The story concerns Aomame, a woman who, at the start of the book is late for an appointment - saying what for would give too much away - and Tengo, an aspiring writer who is engaged to rework a story by a 17 year girl, Fuka-eri, so that it can win a literary prize. Her story is, I think, key to the world - or worlds - described here, as its events and charecters, which are alluded to but never set out clearly, seem to be shaping both Aomame's world and Tengo's.

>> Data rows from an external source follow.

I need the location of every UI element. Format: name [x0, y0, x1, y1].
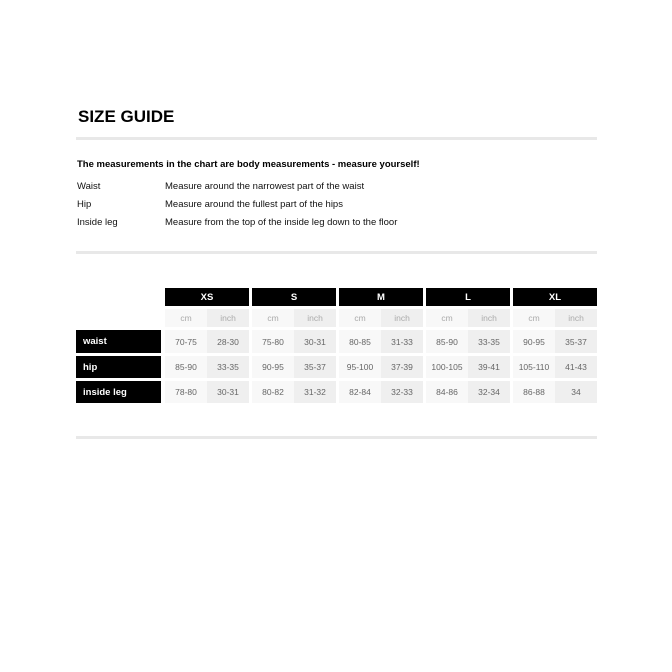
unit-header-inch: inch	[294, 309, 336, 327]
measure-name: Waist	[77, 181, 101, 192]
divider	[76, 436, 597, 439]
cell-cm: 80-85	[339, 330, 381, 353]
cell-inch: 31-32	[294, 381, 336, 403]
measure-row-hip: Hip Measure around the fullest part of th…	[77, 199, 343, 210]
size-header-m: M	[339, 288, 423, 306]
cell-inch: 31-33	[381, 330, 423, 353]
cell-inch: 37-39	[381, 356, 423, 378]
unit-header-inch: inch	[555, 309, 597, 327]
unit-header-cm: cm	[426, 309, 468, 327]
cell-cm: 78-80	[165, 381, 207, 403]
cell-cm: 95-100	[339, 356, 381, 378]
cell-inch: 28-30	[207, 330, 249, 353]
size-header-xl: XL	[513, 288, 597, 306]
measure-desc: Measure from the top of the inside leg d…	[165, 217, 398, 228]
cell-cm: 90-95	[513, 330, 555, 353]
measure-row-inside-leg: Inside leg Measure from the top of the in…	[77, 217, 397, 228]
size-header-l: L	[426, 288, 510, 306]
row-label: hip	[76, 356, 161, 378]
measure-name: Inside leg	[77, 217, 118, 228]
cell-cm: 86-88	[513, 381, 555, 403]
cell-cm: 85-90	[165, 356, 207, 378]
unit-header-inch: inch	[381, 309, 423, 327]
unit-header-cm: cm	[252, 309, 294, 327]
row-label: waist	[76, 330, 161, 353]
cell-cm: 82-84	[339, 381, 381, 403]
cell-cm: 84-86	[426, 381, 468, 403]
cell-cm: 90-95	[252, 356, 294, 378]
measure-desc: Measure around the narrowest part of the…	[165, 181, 365, 192]
measure-row-waist: Waist Measure around the narrowest part o…	[77, 181, 364, 192]
cell-inch: 32-34	[468, 381, 510, 403]
cell-inch: 34	[555, 381, 597, 403]
cell-cm: 70-75	[165, 330, 207, 353]
cell-inch: 35-37	[294, 356, 336, 378]
cell-inch: 30-31	[207, 381, 249, 403]
cell-cm: 80-82	[252, 381, 294, 403]
cell-inch: 33-35	[207, 356, 249, 378]
intro-text: The measurements in the chart are body m…	[77, 159, 420, 170]
unit-header-cm: cm	[165, 309, 207, 327]
cell-inch: 35-37	[555, 330, 597, 353]
cell-inch: 41-43	[555, 356, 597, 378]
cell-inch: 32-33	[381, 381, 423, 403]
cell-cm: 75-80	[252, 330, 294, 353]
row-label: inside leg	[76, 381, 161, 403]
divider	[76, 251, 597, 254]
size-header-xs: XS	[165, 288, 249, 306]
cell-cm: 100-105	[426, 356, 468, 378]
measure-name: Hip	[77, 199, 92, 210]
cell-inch: 30-31	[294, 330, 336, 353]
unit-header-cm: cm	[339, 309, 381, 327]
measure-desc: Measure around the fullest part of the h…	[165, 199, 343, 210]
cell-cm: 85-90	[426, 330, 468, 353]
divider	[76, 137, 597, 140]
cell-inch: 39-41	[468, 356, 510, 378]
page-title: SIZE GUIDE	[78, 107, 175, 126]
unit-header-inch: inch	[207, 309, 249, 327]
cell-inch: 33-35	[468, 330, 510, 353]
size-header-s: S	[252, 288, 336, 306]
unit-header-cm: cm	[513, 309, 555, 327]
cell-cm: 105-110	[513, 356, 555, 378]
unit-header-inch: inch	[468, 309, 510, 327]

IQ84 proceeds in alternate chapters, focussing on the two central characters. While a loose link between the stories does emerge, they never cross over and by the end of Book 1 we're uncertain even whether the two exist - or have ever existed - in the same reality: at the start, Aomame seems to have been jolted into a parallel world - the IQ84 of the title - but whether she has gone to, or come from, Tengo's reality and whether a similar moment comes for him, is delightfully unclear. They could be living in each others' dreams, Tengo could be writing Aomame's story as he reworks Fuka-eri's material - or neither.

I only have two criticisms of the book. First, the pace is a rather slow in the middle. It's gripping at the start, as we learn about Aomame's and Tengo's lives, but then flags, only picking up speed towards the end, with threats of various sorts to Fuka-eri and, possibly, the others, looming. Secondly, some of the sex narrated here made me squirm - not, I hope, from prudery but more because it simply didn't ring true": I wondered if a nomination for the Bad Sex awards was on the cards. (I recently read The Pursued a totally different sort of book written in 1930s England and undiscovered since then and, of course, in keeping with the times it was much more reticent about such things despite being - in its own words - a story of lust, bloodshed and revenge. But it does make me wonder whether, in this respect at least, less isn't more. But I honestly can't decide whether that might not have been the intended effect ie that Murakami is using this to signal something about his characters or the worlds they inhabit.)

It's all very Alice in Wonderland and I'm really looking forward to reading Book 2.